The Bill was ambitious. It sought to entrench three funds into the Constitution. These were the National Government Constituencies Development Fund, the Senate Oversight Fund, and the National Government Affirmative Action Fund.
On paper the proposal looked neat and tidy. But in reality it completely missed the starting point. The right place to begin is not with money. It is with the role of Parliament itself.
Parliament was created to legislate, represent, and oversee. Those three roles are well known and have guided the institution since independence and more clearly under the 2010 Constitution. But nowhere in those roles does the Constitution provide for Parliament to implement projects or manage funds.

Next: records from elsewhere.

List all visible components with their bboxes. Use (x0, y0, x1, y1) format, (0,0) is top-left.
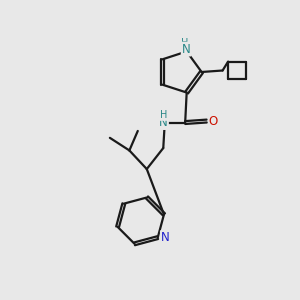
Text: H: H (182, 38, 189, 48)
Text: O: O (209, 115, 218, 128)
Text: N: N (161, 231, 170, 244)
Text: N: N (182, 43, 190, 56)
Text: N: N (159, 116, 168, 129)
Text: H: H (160, 110, 167, 120)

That is why every attempt to entrench the CDF or similar funds has run into legal headwinds. The courts are not inventing obstacles. They are simply applying the law as it stands.
If MPs truly want these funds protected, then they must be bold enough to change their own job description. They must propose the addition of a fourth role of Parliament that explicitly caters for affirmative action and development related funds.

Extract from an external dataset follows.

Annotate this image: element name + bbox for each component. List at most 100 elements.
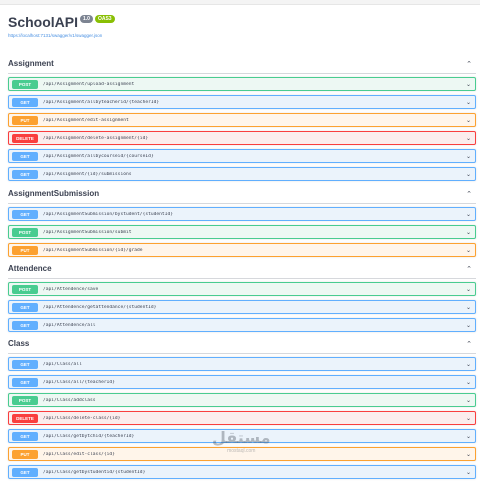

Only then will there be a legitimate constitutional hook to hang these funds. Without that foundation, all efforts to sneak funds into the Constitution will collapse under judicial scrutiny.
This is a hard truth. It means MPs must make a choice. They must ask themselves whether they want to remain lawmakers or whether they want to transform into project implementers. They cannot be both. In a functioning democracy, those roles are separated for good reason. Lawmakers make the rules.
The Executive implements. The Judiciary interprets. When MPs cross into the Executive space, they upset the balance and weaken the very system they swore to protect.
It is also time for the Constitution to be applied in full. The Controller of Budget must now be firm and decline to release money to affirmative funds that have no proper constitutional anchor. The Auditor General knows what must be done and should not look the other way. If Parliament wants to expand its mandate, it should do so openly through constitutional amendment and not through shortcuts.
This conversation is bigger than just money. It is about institutional discipline and the future of our governance system. If we allow Parliament to continue grabbing roles that do not belong to it, we shall have a legislature that is neither effective in lawmaking nor efficient in project delivery. We will continue to see duplication, wastage, and endless battles in the courts.
Kenyans must also reflect on their own choices. For years, voters have judged MPs not by the quality of laws they make but by the projects they bring to the constituency. This mentality has trapped Parliament in a cycle where legislators campaign as development contractors rather than lawmakers. Until we as citizens decide that our MPs are primarily law and policy makers, we will remain caught in this tug of war between Parliament and the Constitution.
In conclusion, the fight to entrench affirmative action funds in the Constitution cannot be won by pushing amendments from the middle. It must start with redefining the role of MPs. Once that foundation is laid, the rest will follow logically and lawfully.
Until then, every attempt will collapse in court and every effort will remain a political circus.
MPs must let go of functions that belong to the Executive. Whoever wants to expand into development and project implementation should choose a career within the Executive where that mandate truly belongs.